Setelah puas, ia pun meninggalkan peristirahatan sang ayah. Tak kembali ke rumah, lelaki itu memilih pergi ke Sungai Han. Dia berjalan mengikuti arus sungai yang tenang. Sedikit penatnya terlepas. Mungkin alam bebas membawanya terbang jauh.
Mata yang senantiasa mengedar dan membiarkan angin menembus kemeja tipisnya. Langkahnya sontak terhenti saat ia mendapati gadis berkerudung yang sangat tak asing di matanya. Gadis itu menatap ke arah lain dan memunggunginya. Senyumnya pun tercetak, ia berniat mendekat. Namun langkahnya terurung saat mendapati sosok di depan gadis itu. Ya, Junhee.

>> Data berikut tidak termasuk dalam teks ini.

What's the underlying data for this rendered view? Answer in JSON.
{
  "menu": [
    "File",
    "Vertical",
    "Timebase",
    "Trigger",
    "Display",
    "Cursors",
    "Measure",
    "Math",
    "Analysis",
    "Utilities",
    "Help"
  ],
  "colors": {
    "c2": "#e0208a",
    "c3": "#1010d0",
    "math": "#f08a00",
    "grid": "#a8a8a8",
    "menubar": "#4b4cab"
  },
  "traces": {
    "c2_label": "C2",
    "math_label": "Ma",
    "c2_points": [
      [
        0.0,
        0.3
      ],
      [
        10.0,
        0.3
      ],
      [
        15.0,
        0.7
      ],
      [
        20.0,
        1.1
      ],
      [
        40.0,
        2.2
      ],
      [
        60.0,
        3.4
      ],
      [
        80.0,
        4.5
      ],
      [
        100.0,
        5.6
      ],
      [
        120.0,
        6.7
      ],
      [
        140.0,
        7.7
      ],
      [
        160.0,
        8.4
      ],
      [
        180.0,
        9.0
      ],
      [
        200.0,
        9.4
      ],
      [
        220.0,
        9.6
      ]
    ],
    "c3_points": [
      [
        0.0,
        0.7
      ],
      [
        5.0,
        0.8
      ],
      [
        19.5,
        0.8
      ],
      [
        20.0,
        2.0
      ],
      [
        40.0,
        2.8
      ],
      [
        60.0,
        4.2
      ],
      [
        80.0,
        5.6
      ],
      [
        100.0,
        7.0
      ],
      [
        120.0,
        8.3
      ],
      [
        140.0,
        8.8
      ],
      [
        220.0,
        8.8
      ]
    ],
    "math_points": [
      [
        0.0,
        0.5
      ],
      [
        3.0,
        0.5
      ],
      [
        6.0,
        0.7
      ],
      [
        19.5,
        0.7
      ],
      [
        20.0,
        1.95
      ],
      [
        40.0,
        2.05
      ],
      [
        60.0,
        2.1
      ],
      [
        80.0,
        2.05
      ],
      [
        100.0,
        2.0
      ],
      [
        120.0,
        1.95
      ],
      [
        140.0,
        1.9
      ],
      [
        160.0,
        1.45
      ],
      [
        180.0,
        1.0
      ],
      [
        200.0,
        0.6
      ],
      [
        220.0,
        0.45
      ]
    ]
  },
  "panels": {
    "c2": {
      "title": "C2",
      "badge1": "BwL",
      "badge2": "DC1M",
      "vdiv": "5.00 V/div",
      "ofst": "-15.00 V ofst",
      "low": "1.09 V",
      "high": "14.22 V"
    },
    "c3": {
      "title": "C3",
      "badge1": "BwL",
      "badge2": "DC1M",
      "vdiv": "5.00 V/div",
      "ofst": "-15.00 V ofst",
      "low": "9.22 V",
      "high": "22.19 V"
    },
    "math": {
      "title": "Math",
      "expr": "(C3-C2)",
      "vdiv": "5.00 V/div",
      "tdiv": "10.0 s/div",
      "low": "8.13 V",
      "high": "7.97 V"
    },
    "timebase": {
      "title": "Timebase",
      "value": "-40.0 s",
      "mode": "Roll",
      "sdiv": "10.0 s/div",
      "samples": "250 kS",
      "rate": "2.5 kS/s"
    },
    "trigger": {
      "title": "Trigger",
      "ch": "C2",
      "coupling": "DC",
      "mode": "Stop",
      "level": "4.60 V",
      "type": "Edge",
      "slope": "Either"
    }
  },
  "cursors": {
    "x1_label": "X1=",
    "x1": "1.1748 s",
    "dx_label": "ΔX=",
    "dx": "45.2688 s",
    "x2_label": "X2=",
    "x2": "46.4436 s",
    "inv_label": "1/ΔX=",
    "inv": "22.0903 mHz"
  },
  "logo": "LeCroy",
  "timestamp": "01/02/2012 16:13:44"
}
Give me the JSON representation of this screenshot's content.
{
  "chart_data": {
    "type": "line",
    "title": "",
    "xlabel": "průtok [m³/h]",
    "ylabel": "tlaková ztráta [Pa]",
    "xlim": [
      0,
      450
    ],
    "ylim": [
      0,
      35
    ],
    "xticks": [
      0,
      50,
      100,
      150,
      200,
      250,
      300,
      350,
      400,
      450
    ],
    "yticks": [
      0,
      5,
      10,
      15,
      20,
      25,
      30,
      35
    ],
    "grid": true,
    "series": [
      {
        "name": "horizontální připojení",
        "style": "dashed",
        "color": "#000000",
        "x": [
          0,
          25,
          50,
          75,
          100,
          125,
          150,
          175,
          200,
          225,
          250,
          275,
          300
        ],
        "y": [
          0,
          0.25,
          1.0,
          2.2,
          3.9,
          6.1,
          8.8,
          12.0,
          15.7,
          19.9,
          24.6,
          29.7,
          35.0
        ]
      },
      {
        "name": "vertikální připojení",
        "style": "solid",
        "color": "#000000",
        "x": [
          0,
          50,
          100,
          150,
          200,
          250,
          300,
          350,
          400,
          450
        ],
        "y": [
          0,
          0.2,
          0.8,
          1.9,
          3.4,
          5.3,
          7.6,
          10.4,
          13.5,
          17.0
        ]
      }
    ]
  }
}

Entah apa yang sedang mereka bicarakan. Keduanya terlihat tak akur. Perlahan gadis berkerudung itu memundurkan langkahnya. Ya, dia di dorong oleh gadis di depannya.
"Kau keterlaluan. Kau memiliki hati Sehun, kau juga memiliki hati Changsub. Tapi... aku tahu hatimu yang egois itu tertuju pada siapa. Changsub, takkan kubiarkan kau memilikinya!"
Satu dorongan keras membuat Humaira terjatuh ke belakang. Gadis bersurai panjang itu menyeringai lalu mendekat. Dia bersiap menampar Humaira yang sudah menangis. Dia bahkan menutup matanya rapat-rapat dan menelan saliva lebih lamat lagi.
"BRENGSEK!!!!"
Layangan tangan milik Junhee berhasil tertahan oleh Changsub. Keterkejutan tak dapat disembunyikan. Sementara Changsub beralih menatapnya tajam. Dia menghempaskan tangan Junhee dengan kasar.
"Pergi kau!"
"O... Oppa..."
Gadis itu bergetar. Ia berusaha menatap lembut lelaki itu, namun dia terlalu menggebu. Alhasil, Junhee pun menitikkan air mata dan mendekat. Dia meraih tangan Changsub dan berusaha untuk mendapat balasan dari tatapannya.
"Oppa, dia yang membuatku bertindak... aku hanya ingin hubungan kita baik-baik saja. Aku ingin menjaga hubungan kita... tapi kau..."
Muak. Changsub menepis lengannya dari Junhee dan menyeringai,"hubungan? Apa? Kupikir kau bisa kupercaya, tapi kau justru menyakitinya. Kau tuli? Menyingkir dari hadapanku!!!!" sentaknya lagi.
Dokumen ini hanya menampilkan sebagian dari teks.